The Turnbull name is quite unique, as it is the ONLY name that can be traced back to a specific date. There is documented evidence that King Robert bestowed lands in Phillipshaugh to a William of Rule, naming him Sir William Turnebull, on August 15th 1315.
This also knocks on the head, the theory that the name came from the French Turnbouf, which did not exist until 100 years later, when some of the Scots fled to France to fight against the English. - Albert Turnbull, 2008
Turnbull Name Migration to Europe
The Scot surname Turnbull went to Germany, specifically Prussia, in the 15th century. They went as mercenary soldiers and/or merchants. Over the decades, the spelling was Germanized to Tormuel. Some two hundred years after the original migration, a descendant was Aibrecht Drommel, who lived in Tilsit. East Prussia around 1679. He was, of course, completely German.
But the most important migration of Turnbulls was to France. Starting in the fifteenth century, and as part of the "Auld Alliance" to help the French king reconquer France from the English, a large number of Scottish soldiers migrated. Joan of Arc was involved in the early fight to drive out the English.
After the fighting had subsided the French king gave out land as the reward to his Scottish followers. The Turnbulls were among these, and married French wives. One of the branches became Tournebulle, and a French descendant was Stephan Tournebulle, who in 1507 was the procurator of the "Scottish Nation" at the University of Orleans. Orleans was where Joan of Arc and her Scoto/French forces had fought the English.
Another branch of the family settled in Normandy, where the spelling became Tournebu or Turnebu. A French descendant of this branch was Adriaen Tournebu, (1512-1565) a Hellenic scholar. Of this man, John Hill Burton in rFhe Scot Abroad (1898) said "a learned French professor, whose French name was Tourneboeuf (actually Tournebu). which some writers maintain was a translation of Turnbull; further they declare him to have been the son of a Scotchman settled in Normandy." George Black in his classic Surnames of Scotland (NY Public Library, 1946) says of the French and Normandy Turnbulls: "Persons of the name settled in France bore (talking of their coat of arms) argent, three bulls heads, couped sable, armed and langued gules, but the Tournebu or Turnebu family in Normandy, who have been claimed as of Scottish origin, had, for arms argent, a bend azure."

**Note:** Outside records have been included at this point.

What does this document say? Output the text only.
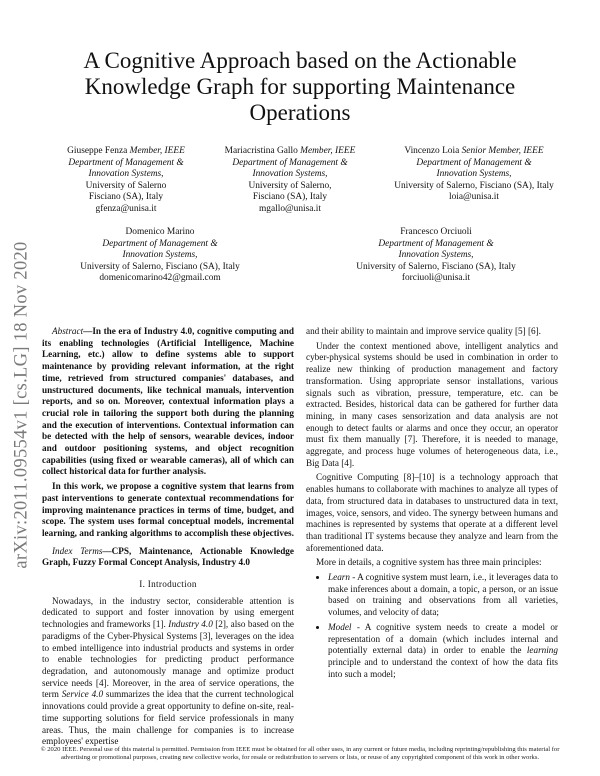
arXiv:2011.09554v1 [cs.LG] 18 Nov 2020
A Cognitive Approach based on the Actionable Knowledge Graph for supporting Maintenance Operations
Giuseppe Fenza Member, IEEE
Department of Management &
Innovation Systems,
University of Salerno
Fisciano (SA), Italy
gfenza@unisa.it
Mariacristina Gallo Member, IEEE
Department of Management &
Innovation Systems,
University of Salerno,
Fisciano (SA), Italy
mgallo@unisa.it
Vincenzo Loia Senior Member, IEEE
Department of Management &
Innovation Systems,
University of Salerno, Fisciano (SA), Italy
loia@unisa.it
Domenico Marino
Department of Management &
Innovation Systems,
University of Salerno, Fisciano (SA), Italy
domenicomarino42@gmail.com
Francesco Orciuoli
Department of Management &
Innovation Systems,
University of Salerno, Fisciano (SA), Italy
forciuoli@unisa.it

Abstract—In the era of Industry 4.0, cognitive computing and its enabling technologies (Artificial Intelligence, Machine Learning, etc.) allow to define systems able to support maintenance by providing relevant information, at the right time, retrieved from structured companies' databases, and unstructured documents, like technical manuals, intervention reports, and so on. Moreover, contextual information plays a crucial role in tailoring the support both during the planning and the execution of interventions. Contextual information can be detected with the help of sensors, wearable devices, indoor and outdoor positioning systems, and object recognition capabilities (using fixed or wearable cameras), all of which can collect historical data for further analysis.

In this work, we propose a cognitive system that learns from past interventions to generate contextual recommendations for improving maintenance practices in terms of time, budget, and scope. The system uses formal conceptual models, incremental learning, and ranking algorithms to accomplish these objectives.

Index Terms—CPS, Maintenance, Actionable Knowledge Graph, Fuzzy Formal Concept Analysis, Industry 4.0

I. Introduction

Nowadays, in the industry sector, considerable attention is dedicated to support and foster innovation by using emergent technologies and frameworks [1]. Industry 4.0 [2], also based on the paradigms of the Cyber-Physical Systems [3], leverages on the idea to embed intelligence into industrial products and systems in order to enable technologies for predicting product performance degradation, and autonomously manage and optimize product service needs [4]. Moreover, in the area of service operations, the term Service 4.0 summarizes the idea that the current technological innovations could provide a great opportunity to define on-site, real-time supporting solutions for field service professionals in many areas. Thus, the main challenge for companies is to increase employees' expertise

and their ability to maintain and improve service quality [5] [6].

Under the context mentioned above, intelligent analytics and cyber-physical systems should be used in combination in order to realize new thinking of production management and factory transformation. Using appropriate sensor installations, various signals such as vibration, pressure, temperature, etc. can be extracted. Besides, historical data can be gathered for further data mining, in many cases sensorization and data analysis are not enough to detect faults or alarms and once they occur, an operator must fix them manually [7]. Therefore, it is needed to manage, aggregate, and process huge volumes of heterogeneous data, i.e., Big Data [4].

Cognitive Computing [8]–[10] is a technology approach that enables humans to collaborate with machines to analyze all types of data, from structured data in databases to unstructured data in text, images, voice, sensors, and video. The synergy between humans and machines is represented by systems that operate at a different level than traditional IT systems because they analyze and learn from the aforementioned data.

More in details, a cognitive system has three main principles:

• Learn - A cognitive system must learn, i.e., it leverages data to make inferences about a domain, a topic, a person, or an issue based on training and observations from all varieties, volumes, and velocity of data;
• Model - A cognitive system needs to create a model or representation of a domain (which includes internal and potentially external data) in order to enable the learning principle and to understand the context of how the data fits into such a model;
© 2020 IEEE. Personal use of this material is permitted. Permission from IEEE must be obtained for all other uses, in any current or future media, including reprinting/republishing this material for advertising or promotional purposes, creating new collective works, for resale or redistribution to servers or lists, or reuse of any copyrighted component of this work in other works.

The family went to Berry Province (Joan of Arc's scenes of action), where the name became Tourneboeuf. Another source substantiating the claim of Scot ancestry is in Rev. Forbes-Leith magnificent 2 volume Scot Guards + Men at Arms in France (1882, of which the author possesses a copy). On pages 206-207 of volume 0, Forbes-Leith, who was also a Roman Catholic priest, describes the Scot colony that settled in Berry Province C1425. One of the families was Turnbull, and in recent years, 1 have corresponded with the Mayor of Aubigny-sur-mer, who has furnished collaboration of the above, and given some modern traces of the 15th century Scottish presence.

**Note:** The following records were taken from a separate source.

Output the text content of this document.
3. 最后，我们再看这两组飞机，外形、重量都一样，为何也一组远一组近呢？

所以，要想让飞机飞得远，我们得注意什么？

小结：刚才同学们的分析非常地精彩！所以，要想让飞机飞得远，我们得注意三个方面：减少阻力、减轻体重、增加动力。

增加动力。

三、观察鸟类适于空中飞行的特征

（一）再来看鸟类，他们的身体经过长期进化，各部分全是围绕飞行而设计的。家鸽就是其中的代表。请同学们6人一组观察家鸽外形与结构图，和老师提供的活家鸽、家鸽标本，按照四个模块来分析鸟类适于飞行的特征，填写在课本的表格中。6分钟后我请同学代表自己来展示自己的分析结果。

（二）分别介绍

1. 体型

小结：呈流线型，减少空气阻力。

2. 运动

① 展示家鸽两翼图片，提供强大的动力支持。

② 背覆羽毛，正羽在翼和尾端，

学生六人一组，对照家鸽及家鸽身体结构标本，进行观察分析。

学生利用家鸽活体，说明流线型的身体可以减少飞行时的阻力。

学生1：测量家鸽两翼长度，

The author Rennie states that the Tournebulles of Champagne Province were likely descended from a Scot, and their name is closer to the original spelling than the Normandy Branch.
Finally, another source which sheds light on the French Turnbulls is Dictionairre de Noblesse de Francaise by M. de St. Simon and Sereville (Paris 1995) listing all the nobility of modern day France, on page 956, the authors state:
Name - de Tournebu
Resident – Normandy
Coat of Arms - As described above by Black
Extraction - Chevaleresque - from mounted knights. Ennobled 1463 and again 1540.
No reference is mentioned here of their Scot descent, although it is nearly certain. So, the Turnbulls established a distinctive presence in France starting out as mercenary allies of the Dauphin and Jeanne D'Arc, and, in later centuries, becoming prominent French nobility, even to the present day.